Thus far, we’ve covered different architectural patterns and pain points that can cause you to want to scale your application. It is now time to start going through different scaling techniques.
This chapter will cover differences between scaling vertically and horizontally, as well as other techniques, such as using microservices, clustering, and even load balancers to handle increased traffic.
Without further ado, let’s get cracking.
Scaling Techniques
It is important to note that the following techniques don’t require a specific architectural pattern to be used; what I covered in the previous chapter can be considered an independent topic (in most cases) from this one. In practice, especially for big platforms with complex components, different patterns might apply depending on the needs of each one.
Vertical or Horizontal Scaling?
When it’s time to start scaling, the most basic things you can do are either improving the hardware your code is running on, or simply adding more computers to distribute the load among them.
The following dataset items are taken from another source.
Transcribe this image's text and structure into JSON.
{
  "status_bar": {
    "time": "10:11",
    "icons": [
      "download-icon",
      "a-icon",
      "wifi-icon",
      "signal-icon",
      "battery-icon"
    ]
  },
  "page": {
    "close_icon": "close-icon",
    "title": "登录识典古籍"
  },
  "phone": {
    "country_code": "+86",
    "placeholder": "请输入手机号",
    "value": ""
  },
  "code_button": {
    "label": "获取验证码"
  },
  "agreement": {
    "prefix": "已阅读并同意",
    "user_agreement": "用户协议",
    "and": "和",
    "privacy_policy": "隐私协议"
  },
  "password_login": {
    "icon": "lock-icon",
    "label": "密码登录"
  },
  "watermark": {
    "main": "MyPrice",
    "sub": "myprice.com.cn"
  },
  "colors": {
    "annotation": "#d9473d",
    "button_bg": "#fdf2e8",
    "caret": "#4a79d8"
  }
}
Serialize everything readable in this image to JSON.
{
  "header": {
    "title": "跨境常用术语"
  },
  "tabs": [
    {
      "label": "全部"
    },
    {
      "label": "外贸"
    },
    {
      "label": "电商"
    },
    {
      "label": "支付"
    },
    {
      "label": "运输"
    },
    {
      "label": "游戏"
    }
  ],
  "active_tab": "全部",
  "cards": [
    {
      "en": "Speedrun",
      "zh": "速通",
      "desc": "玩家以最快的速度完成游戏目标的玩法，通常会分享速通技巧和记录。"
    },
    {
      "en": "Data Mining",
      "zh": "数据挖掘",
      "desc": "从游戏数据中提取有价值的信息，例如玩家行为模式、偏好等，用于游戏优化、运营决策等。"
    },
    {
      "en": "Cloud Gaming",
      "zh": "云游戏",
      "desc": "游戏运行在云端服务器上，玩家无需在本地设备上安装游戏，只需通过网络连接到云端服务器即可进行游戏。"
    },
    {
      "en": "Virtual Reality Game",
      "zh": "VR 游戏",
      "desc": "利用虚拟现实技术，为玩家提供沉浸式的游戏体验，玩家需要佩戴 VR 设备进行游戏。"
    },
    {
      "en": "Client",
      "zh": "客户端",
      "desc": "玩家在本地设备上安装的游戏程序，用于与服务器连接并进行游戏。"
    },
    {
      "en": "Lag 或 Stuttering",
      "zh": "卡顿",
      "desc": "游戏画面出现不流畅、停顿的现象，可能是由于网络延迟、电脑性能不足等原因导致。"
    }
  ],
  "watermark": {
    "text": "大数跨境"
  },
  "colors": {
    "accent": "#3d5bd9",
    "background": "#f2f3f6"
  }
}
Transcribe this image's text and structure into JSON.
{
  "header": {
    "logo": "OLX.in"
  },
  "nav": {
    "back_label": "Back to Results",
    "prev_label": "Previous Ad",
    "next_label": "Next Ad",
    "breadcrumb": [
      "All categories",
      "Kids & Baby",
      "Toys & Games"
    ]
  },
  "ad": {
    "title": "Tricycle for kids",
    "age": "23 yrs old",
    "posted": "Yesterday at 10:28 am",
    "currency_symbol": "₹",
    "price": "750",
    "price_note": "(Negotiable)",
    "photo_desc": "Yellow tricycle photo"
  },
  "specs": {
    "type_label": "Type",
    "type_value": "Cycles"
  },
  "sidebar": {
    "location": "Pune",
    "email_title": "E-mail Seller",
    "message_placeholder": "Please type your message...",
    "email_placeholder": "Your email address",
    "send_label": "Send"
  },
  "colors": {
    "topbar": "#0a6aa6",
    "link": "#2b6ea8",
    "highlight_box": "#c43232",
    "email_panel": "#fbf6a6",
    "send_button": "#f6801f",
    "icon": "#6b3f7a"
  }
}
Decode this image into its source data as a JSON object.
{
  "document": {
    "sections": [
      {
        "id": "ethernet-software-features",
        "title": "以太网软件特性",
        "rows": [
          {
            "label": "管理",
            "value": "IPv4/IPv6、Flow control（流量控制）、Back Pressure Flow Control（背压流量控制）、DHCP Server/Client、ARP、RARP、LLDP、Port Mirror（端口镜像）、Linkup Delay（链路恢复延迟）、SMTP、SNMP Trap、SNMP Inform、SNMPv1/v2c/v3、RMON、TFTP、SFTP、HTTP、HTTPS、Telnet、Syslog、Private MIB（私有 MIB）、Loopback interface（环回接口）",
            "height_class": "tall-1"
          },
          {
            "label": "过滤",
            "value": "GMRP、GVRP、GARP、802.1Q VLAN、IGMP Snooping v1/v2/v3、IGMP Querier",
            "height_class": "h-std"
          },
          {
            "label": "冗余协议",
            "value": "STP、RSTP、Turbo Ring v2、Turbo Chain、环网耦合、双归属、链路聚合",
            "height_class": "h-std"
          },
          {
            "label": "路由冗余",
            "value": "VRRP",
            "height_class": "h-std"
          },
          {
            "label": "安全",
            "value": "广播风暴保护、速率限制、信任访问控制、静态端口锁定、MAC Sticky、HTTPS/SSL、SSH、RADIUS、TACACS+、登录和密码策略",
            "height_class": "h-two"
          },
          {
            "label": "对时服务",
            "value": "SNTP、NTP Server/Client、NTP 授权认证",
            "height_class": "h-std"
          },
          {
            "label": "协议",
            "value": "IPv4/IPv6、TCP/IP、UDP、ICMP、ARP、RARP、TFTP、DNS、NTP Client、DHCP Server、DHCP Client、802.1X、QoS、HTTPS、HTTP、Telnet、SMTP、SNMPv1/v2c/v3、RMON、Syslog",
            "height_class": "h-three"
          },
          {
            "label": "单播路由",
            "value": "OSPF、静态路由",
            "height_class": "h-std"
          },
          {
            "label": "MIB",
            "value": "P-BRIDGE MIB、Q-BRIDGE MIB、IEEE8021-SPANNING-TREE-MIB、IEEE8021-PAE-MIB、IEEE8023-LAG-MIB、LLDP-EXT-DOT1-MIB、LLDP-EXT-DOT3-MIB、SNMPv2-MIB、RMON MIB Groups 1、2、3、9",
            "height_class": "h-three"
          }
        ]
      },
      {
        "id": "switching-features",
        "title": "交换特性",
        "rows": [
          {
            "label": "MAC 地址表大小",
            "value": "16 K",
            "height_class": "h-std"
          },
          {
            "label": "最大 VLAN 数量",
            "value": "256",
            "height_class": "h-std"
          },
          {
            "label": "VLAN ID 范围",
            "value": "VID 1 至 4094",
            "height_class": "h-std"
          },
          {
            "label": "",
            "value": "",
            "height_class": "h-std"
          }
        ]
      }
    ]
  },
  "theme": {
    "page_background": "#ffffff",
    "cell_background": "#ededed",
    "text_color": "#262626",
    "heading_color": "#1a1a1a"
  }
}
This approach normally requires some downtime because of the physical changes that need to take place. Whatever benefits you might get from doing this are limited by the resources you must add to the hardware. There is, of course, a sort of improved vertical scaling option, which is available if you’re in a cloud-based environment. In these situations, your cloud provider will allow you to switch your application from one type of hardware to another. This can be done with a few clicks. Options are limited, but at least you’re not constrained by your original hardware’s specs. For example, Amazon will let you switch your t2.nano instance that only has half a Gigabyte worth of RAM for a t2.2xlarge one, which actually has 32 GB of RAM and 8 virtual CPUs. If memory or CPU power was your bottleneck, this would solve it).
The main problem with vertical scaling, though, is that sooner or later you’re going to hit the cap for your scaling capacity. No matter what service you’re paying for, eventually you’ll run out of specs to improve.
And here is where horizontal scaling enters. Instead of improving a single server, you’re now working with a pool of them, and adding to that pool is as simple as connecting the new server to it (or removing one from it). You can design your application to withstand such changes and avoid any real downtime when scaling. With that you gain “elasticity” in your capacity, and control over how much money you want to spend, during both normal operation and peak hours.
Service oriented architectures : These are the easiest to horizontally scale. If yours is not designed around services, it might be a good idea to evaluate whether that pattern is a fit for your use case. As long as you have small, interconnected services, you can focus on scaling the ones that are suffering and leave the rest alone, avoiding a great deal of headaches.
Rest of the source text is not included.